Stress und Trauma in der Kindheit lassen Gehirn schneller altern

Der Verlust eines Elternteils kann als traumatisches Erlebnis zu Auswirkungen auf das Gehirn führen.
Zusammenfassung
- Stress und Trauma in der Kindheit beschleunigen die Hirnalterung und fördern neurodegenerative Prozesse.
- Studie zeigt, dass Frauen mit traumatischen Kindheitserlebnissen ein geringeres Hirnvolumen und mehr kognitive Probleme aufweisen.
- Resilienz nach frühen Belastungen könnte schützen und sollte in zukünftigen Studien gezielt untersucht werden.
Dass traumatische Erfahrungen in der Kindheit Spuren hinterlassen, ist gut untersucht. Misshandlung, Vernachlässigung, häusliche Gewalt, Substanzmissbrauch, Kriminalität in der Familie oder der Verlust eines Elternteils erhöhen das Risiko für verschiedene Erkrankungen, darunter Depression, Angststörungen, Herzkreislauf- oder Stoffwechselerkrankungen. Deutsche Forschende der Berliner Charité konnten nun zeigen, dass Stress und Traumata im Kindesalter sich auch langfristig auf die Gehirnalterung auswirken und neurodegenerative Prozesse fördern, das heißt Nervenzellen schädigen.
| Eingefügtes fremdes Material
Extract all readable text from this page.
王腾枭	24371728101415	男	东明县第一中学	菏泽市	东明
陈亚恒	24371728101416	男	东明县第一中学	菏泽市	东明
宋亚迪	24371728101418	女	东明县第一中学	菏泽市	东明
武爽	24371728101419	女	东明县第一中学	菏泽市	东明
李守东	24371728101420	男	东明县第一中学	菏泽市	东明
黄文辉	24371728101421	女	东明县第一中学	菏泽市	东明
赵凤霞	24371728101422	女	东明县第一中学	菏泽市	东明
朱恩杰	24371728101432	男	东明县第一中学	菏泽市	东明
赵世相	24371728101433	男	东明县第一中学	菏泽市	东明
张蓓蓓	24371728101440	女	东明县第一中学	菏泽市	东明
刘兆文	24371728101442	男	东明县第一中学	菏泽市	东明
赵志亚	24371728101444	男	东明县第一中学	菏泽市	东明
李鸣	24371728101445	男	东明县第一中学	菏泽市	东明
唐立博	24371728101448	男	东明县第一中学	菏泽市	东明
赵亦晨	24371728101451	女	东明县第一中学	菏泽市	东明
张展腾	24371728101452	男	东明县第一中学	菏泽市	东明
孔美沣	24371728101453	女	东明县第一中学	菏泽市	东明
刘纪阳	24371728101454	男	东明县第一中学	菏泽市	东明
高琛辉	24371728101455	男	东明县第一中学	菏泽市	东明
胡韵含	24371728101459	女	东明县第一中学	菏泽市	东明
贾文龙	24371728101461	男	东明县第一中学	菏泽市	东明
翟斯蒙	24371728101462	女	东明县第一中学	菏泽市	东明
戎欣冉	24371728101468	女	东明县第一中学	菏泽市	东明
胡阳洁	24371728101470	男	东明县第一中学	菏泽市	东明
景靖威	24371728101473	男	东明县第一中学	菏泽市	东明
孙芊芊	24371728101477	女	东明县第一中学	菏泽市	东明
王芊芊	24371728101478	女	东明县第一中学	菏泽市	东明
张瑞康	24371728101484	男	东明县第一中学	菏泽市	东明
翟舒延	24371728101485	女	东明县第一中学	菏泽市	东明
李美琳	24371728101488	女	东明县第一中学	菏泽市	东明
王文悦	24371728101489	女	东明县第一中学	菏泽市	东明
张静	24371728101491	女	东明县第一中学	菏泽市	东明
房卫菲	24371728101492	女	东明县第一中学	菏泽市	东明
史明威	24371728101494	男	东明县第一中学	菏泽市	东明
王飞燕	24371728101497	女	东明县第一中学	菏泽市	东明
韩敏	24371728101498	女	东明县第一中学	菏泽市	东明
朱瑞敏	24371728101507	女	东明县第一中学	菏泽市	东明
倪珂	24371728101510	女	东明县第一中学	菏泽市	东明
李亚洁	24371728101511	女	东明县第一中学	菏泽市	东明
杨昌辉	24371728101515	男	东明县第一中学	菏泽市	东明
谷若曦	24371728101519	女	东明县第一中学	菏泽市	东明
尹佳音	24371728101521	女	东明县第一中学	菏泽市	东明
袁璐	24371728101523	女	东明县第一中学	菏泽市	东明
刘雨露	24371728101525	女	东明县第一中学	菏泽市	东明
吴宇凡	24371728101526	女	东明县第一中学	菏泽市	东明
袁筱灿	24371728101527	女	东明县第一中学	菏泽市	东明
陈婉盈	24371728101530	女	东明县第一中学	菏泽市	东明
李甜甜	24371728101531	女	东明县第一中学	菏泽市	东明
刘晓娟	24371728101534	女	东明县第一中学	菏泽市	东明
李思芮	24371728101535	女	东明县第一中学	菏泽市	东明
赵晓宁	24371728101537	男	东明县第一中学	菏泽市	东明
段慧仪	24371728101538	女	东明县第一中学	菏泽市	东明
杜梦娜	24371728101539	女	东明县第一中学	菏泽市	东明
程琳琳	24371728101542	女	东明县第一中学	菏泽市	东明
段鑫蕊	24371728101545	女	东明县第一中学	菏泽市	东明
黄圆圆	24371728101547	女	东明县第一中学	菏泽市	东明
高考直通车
An der Studie nahmen 179 Frauen zwischen 30 und 60 Jahren teil. Da Frauen ein erhöhtes Risiko für neurodegenerative Erkrankungen haben, legten die Wissenschaftler den Fokus auf diese Hochrisikogruppe. Anhand von Interviews wurde das Ausmaß stressreicher und hochbelastender Erfahrungen in der Kindheit – noch vor Einsetzen der Pubertät – erfasst. Zudem wurden Blutproben der Teilnehmerinnen auf Biomarker untersucht, die spezifische Entzündungsprozesse und das Absterben von Nervenzellen anzeigen. Mittels Magnetresonanztomographie erstellten die Forschenden Hirn-Scans, um die Größe des Gehirns sowie die der mit Hirnwasser gefüllten Hohlräume zu erfassen. Auch die kognitive Leistung der Teilnehmerinnen wurde via Computeraufgaben fest gestellt. Darunter auch drei Tests, die frühe Anzeichen für Demenz entdecken.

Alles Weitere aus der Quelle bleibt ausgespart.